Messes 'R Us
Thursday, July 25, 2002 
It never ceases to amaze me how people manage to keep their houses so clean and 
uncluttered.  I’ve seen digital photos again and again of people’s houses, rooms, 
pets, and unmentionables, yet in 99.99999% of these photos, there is one 
commonality – everything is clean!  I go over to people’s houses and everything is 
straightened up in neat, little piles.  Come over to our house at any given time, and 
you’ll never find it like these previously mentioned shining examples.  In fact, unless 
you come over while we are cleaning, you’ll never find our house uncluttered.  
Even then, at no time does our house ever come close.

I’m sure there is some obvious trade secret I’m missing here.  Either that or there is 
some magical storage space built into these people’s houses that whisks away all the clutter at the touch of a button.  In fact, there probably is one of these spaces in this very house we’re living in.  Yet the joke is on us as no one is telling us where it is.  I’m sure as soon as I leave the room, people whisper about how clueless I am, and laugh at all the piles of junk that mock me everywhere I go in my house.

What I want to know is, when people take pictures of the interior of their houses, do 
they strategically move cluttery items from place to place before composing the 
photo?  Or do their homes look like that most of the time?  What do people do with 
old bank statements, credit card bills, health insurance statements, and their 
countless numbers of AOL-there-is-no-way-I-could-use-up-all-those-free-minutes-
even-if-I-stay-online-all-the-time CD-ROMs?  Ok, I know what people do with the 
CDs, at least I know what I do with the CDs.  And it usually involves something 
sharp, and lots of brute force.  And no, I’m not talking about The Rock.

Granted it is different when people don’t have any children of their own.  For in our 
house, the Kiddos’ belongings make up a good majority of the clutter.  But even in 
other people’s homes who have kids, somehow they always seem to be much more 
uncluttered than our home.  In fact, I’ve noticed that in a lot of these homes, there 
is nary a toy to be found in any of the common public areas.  What is up with that?  
Do these kids not like being around their parents already, and have sequestered 
themselves in their own private abodes?  I mean, I know that highly misunderstood 
creature called a “teenager” does that, but at age three?  Come on, surely us parents aren’t that dull to be around.

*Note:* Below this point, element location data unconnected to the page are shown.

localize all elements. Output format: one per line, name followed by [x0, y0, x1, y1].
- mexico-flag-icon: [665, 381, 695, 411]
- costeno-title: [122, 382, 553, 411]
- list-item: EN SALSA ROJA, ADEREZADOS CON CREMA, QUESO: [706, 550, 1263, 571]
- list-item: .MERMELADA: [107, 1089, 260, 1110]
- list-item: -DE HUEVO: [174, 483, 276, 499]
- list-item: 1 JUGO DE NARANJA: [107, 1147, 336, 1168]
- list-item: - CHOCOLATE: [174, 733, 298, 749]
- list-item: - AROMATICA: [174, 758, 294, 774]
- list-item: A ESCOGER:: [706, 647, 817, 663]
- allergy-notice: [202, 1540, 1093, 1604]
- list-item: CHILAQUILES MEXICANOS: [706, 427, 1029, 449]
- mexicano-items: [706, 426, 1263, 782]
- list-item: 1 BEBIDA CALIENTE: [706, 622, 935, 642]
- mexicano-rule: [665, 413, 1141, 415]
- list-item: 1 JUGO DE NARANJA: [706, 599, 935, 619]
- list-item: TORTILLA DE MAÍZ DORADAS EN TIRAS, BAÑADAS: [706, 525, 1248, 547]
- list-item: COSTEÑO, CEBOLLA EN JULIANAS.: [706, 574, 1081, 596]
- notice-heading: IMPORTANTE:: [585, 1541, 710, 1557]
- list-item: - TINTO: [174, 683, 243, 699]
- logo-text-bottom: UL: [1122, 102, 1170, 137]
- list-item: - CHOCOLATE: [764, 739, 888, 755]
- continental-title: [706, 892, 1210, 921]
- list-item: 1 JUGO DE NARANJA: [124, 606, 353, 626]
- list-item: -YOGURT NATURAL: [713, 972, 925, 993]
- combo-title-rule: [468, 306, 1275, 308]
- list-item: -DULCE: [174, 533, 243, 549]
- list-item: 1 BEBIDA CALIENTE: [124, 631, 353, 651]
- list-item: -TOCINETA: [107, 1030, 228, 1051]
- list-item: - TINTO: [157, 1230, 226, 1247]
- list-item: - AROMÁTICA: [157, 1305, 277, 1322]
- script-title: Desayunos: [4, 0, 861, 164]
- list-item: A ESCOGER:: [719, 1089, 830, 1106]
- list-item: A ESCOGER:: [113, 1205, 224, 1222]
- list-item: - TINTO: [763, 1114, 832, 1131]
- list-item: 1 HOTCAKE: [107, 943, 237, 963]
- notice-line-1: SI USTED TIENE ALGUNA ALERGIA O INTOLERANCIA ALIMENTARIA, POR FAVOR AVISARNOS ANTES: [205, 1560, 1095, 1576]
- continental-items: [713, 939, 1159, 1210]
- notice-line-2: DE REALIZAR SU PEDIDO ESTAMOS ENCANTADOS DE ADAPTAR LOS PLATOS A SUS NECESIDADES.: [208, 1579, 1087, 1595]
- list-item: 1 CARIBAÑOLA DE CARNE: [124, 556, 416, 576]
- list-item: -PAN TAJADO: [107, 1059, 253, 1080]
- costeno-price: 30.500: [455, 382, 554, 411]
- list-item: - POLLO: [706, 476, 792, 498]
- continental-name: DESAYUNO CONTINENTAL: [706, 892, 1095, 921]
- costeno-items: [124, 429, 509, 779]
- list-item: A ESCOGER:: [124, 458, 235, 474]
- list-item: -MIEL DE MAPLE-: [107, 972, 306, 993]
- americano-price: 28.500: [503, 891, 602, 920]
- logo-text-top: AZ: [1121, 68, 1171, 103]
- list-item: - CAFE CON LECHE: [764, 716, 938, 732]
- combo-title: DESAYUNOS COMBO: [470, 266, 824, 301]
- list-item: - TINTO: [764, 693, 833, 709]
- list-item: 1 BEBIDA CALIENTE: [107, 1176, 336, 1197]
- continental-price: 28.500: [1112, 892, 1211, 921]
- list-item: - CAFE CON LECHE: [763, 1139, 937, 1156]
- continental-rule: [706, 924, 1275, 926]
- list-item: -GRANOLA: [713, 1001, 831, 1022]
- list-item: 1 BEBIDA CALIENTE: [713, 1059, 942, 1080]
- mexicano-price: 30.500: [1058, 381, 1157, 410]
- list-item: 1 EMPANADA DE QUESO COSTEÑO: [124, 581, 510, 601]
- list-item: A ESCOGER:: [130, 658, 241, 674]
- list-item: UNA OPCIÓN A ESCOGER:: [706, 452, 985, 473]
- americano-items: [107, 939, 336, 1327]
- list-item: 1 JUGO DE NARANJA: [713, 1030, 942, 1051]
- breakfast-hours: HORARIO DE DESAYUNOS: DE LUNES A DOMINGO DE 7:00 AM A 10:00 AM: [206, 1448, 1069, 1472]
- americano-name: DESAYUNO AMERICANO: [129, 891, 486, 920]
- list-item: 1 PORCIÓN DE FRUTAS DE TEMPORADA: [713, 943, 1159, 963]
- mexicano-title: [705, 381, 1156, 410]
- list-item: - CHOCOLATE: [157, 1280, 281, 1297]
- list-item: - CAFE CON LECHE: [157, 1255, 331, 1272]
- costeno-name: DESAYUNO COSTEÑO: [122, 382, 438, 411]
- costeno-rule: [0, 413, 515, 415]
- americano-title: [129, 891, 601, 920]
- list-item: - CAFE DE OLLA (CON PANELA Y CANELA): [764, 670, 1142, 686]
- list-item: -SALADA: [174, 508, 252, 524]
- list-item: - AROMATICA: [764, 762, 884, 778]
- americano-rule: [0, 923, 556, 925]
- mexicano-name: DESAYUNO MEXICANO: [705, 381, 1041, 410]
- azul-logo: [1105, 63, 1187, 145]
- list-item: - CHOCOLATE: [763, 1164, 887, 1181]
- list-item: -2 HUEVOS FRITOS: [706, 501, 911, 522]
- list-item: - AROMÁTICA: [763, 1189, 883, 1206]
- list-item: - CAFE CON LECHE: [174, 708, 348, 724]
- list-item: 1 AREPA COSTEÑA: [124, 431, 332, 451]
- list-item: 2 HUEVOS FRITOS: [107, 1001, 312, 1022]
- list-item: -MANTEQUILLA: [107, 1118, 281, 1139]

I’m not saying that we’re slobs by any means.  We don’t sit around on our butts, 
eating food in front of the TV, only getting up to refill our drinks, letting our garbage 
and dirty dishes build up around us.  Our carpet gets vacuumed - from time to time.  
Our dishes get washed – from time to time.  Our bathrooms get cleaned – fairly 
regularly.  In fact, our house is clean most of the time.  What it isn’t, however, is 
uncluttered.  

I find that both Jen and I have a variety of interests that leaves us prone to having 
certain things lying around – books, CDs, DVDs, a collection of long, pointed objects 
(don’t ask).  And since we use these things fairly regularly, it becomes quite a hassle 
to be putting them away all the time, only to have to take them out the very next 
nanosecond.  I figure if we did that, we’d never have any time for our various 
interests as we’d be spending more time cleaning than we do on the actual activity.  
What kind of life is that?  I’d rather live amidst some clutter, yet have time to do the 
things I want, rather than keeping a pristine house that requires me maintain it 
every microsecond of the day, even when we’re asleep.

Some people are fastidious housekeepers, and there is absolutely nothing wrong 
with that.  But when I go to that Big Place in the Sky™, I’d like to think I enjoyed my life and spent time doing things with the People I Love.  Somehow I doubt saying, 
“well, I sure cleaned a lot and kept a neat house” will earn you any brownie points.  I guess it all comes down to a matter of priority.  Some people put their priority in a 
clean, uncluttered, spotless, I’m-going-to-work-my-butt-off-to-keep-it-that-way 
house, where that is further down my list – way down.  But I’m not above receiving 
any trade secrets that I may not be aware of.

So when people tell us, “please excuse the mess,” and I say, “don’t worry, your 
house isn’t nearly as bad as ours,” I really am not merely being polite when I say 
that, for our house 99.99999% of the time really is messier.  But what is our 
purpose here on earth?  To spend it constantly cleaning the same things over and 
over again?  I think not.  

Our clothes are clean when we need them (yay Jen!), our dishes are clean when we 
need them, we’re not constantly tripping over things, nor are our bills buried under a 
ton of hated junk mail, AOL CDs, or go-into-more-debt-credit-card-applications. 
As cluttery as our house is, I still feel like I can find things as easily as the person 
who keeps a neat house.

And now, I’m going to go write a note using one of those aforementioned long, 
pointed objects.  If I can find a piece of paper, that is.